Your student loans could be why you’ve been turned down for a car loan…but not for the reasons you’d expect.
If you’ve attended college at any point during the past 20 years, chances are you’ve got some student loan debt. According to the popular website Student Loan Hero, 43 million college graduates are carrying some form of student loan debt. The average college grad is about $37,000 in debt by the time they leave school.
When it comes to car loans, however, it may not be the student loan balance that stands between you and a car loan. It could very well be the student loan payment itself. An inaccurately reported student loan payment could wrongfully land your car loan application in the digital “no” pile (while this applies to all forms of debt, I’m just sticking with auto loans for now).
Right loan, wrong payment
Suppose you’re enrolled in an Income Driven Repayment plan. These programs were instituted so student loan borrowers could make their payments and avoid living in a box at the same time.
In this case, not all federal student loan servicing companies report the IDR amount to the credit reporting agencies. What shows up instead on your credit report instead could be the standard payment amount which is typically much higher.
In other words, instead of your credit report reflecting your $20.00 per month loan payment under an IDR plan, it may show a much higher monthly payment amount calculated under the Standard Repayment plan.
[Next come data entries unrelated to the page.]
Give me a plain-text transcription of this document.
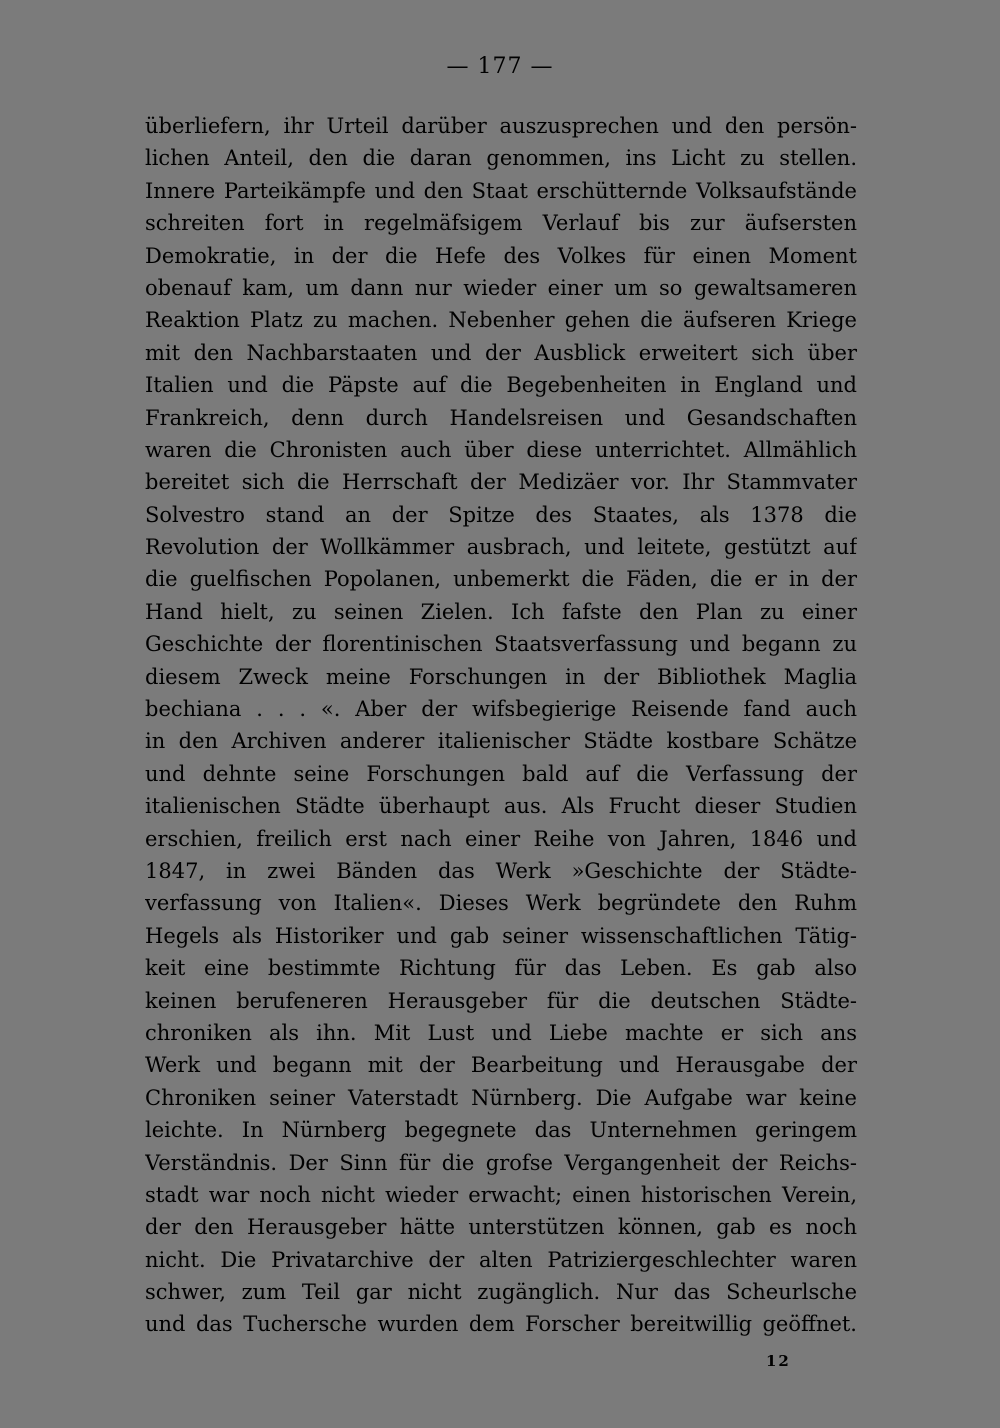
— 177 —
überliefern, ihr Urteil darüber auszusprechen und den persön-
lichen Anteil, den die daran genommen, ins Licht zu stellen.
Innere Parteikämpfe und den Staat erschütternde Volksaufstände
schreiten fort in regelmäfsigem Verlauf bis zur äufsersten
Demokratie, in der die Hefe des Volkes für einen Moment
obenauf kam, um dann nur wieder einer um so gewaltsameren
Reaktion Platz zu machen. Nebenher gehen die äufseren Kriege
mit den Nachbarstaaten und der Ausblick erweitert sich über
Italien und die Päpste auf die Begebenheiten in England und
Frankreich, denn durch Handelsreisen und Gesandschaften
waren die Chronisten auch über diese unterrichtet. Allmählich
bereitet sich die Herrschaft der Medizäer vor. Ihr Stammvater
Solvestro stand an der Spitze des Staates, als 1378 die
Revolution der Wollkämmer ausbrach, und leitete, gestützt auf
die guelfischen Popolanen, unbemerkt die Fäden, die er in der
Hand hielt, zu seinen Zielen. Ich fafste den Plan zu einer
Geschichte der florentinischen Staatsverfassung und begann zu
diesem Zweck meine Forschungen in der Bibliothek Maglia
bechiana . . . «. Aber der wifsbegierige Reisende fand auch
in den Archiven anderer italienischer Städte kostbare Schätze
und dehnte seine Forschungen bald auf die Verfassung der
italienischen Städte überhaupt aus. Als Frucht dieser Studien
erschien, freilich erst nach einer Reihe von Jahren, 1846 und
1847, in zwei Bänden das Werk »Geschichte der Städte-
verfassung von Italien«. Dieses Werk begründete den Ruhm
Hegels als Historiker und gab seiner wissenschaftlichen Tätig-
keit eine bestimmte Richtung für das Leben. Es gab also
keinen berufeneren Herausgeber für die deutschen Städte-
chroniken als ihn. Mit Lust und Liebe machte er sich ans
Werk und begann mit der Bearbeitung und Herausgabe der
Chroniken seiner Vaterstadt Nürnberg. Die Aufgabe war keine
leichte. In Nürnberg begegnete das Unternehmen geringem
Verständnis. Der Sinn für die grofse Vergangenheit der Reichs-
stadt war noch nicht wieder erwacht; einen historischen Verein,
der den Herausgeber hätte unterstützen können, gab es noch
nicht. Die Privatarchive der alten Patriziergeschlechter waren
schwer, zum Teil gar nicht zugänglich. Nur das Scheurlsche
und das Tuchersche wurden dem Forscher bereitwillig geöffnet.
12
What this means for you as a prospective car owner is this: any time you apply for a car loan, the lender (bank, credit union, automotive finance company) calculates your debt-to- income ratio, or the percentage of your income that is applied toward monthly debt payment.
If this debt percentage falls outside of the lender’s guidelines, your application is either torpedoed altogether, or you could end up getting reamed by an interest rate that’s needlessly high. Both scenarios may be avoidable with some persistence on your part.
Don’t panic. Take action.
If your auto loan application was declined, the lender will issue you an email notice (for online applications) first, followed by a written explanation via snail mail. If your notice indicates “excessive debt load” or similar phrasing, there’s your tip-off.
- Contact the lender and request a secondary review. Ask which figure was used to calculate your student loan payment. If they used the standard payment as shown on your credit report, offer to send them copies of your Income Driven Repayment plan paperwork showing the correct payment amount.
- The updated information may or may not save your bacon in terms of finally gaining loan approval or a better rate, but if an inaccurate student loan payment amount was all that stood between you and loan approval, you could be in luck.
Taking out an auto loan, especially for the first time, is a big step. If your loan is declined for excessive debt load, it could be an inaccurately reported student loan payment amount. Don’t let that stand between you and a new or new-to-you ride.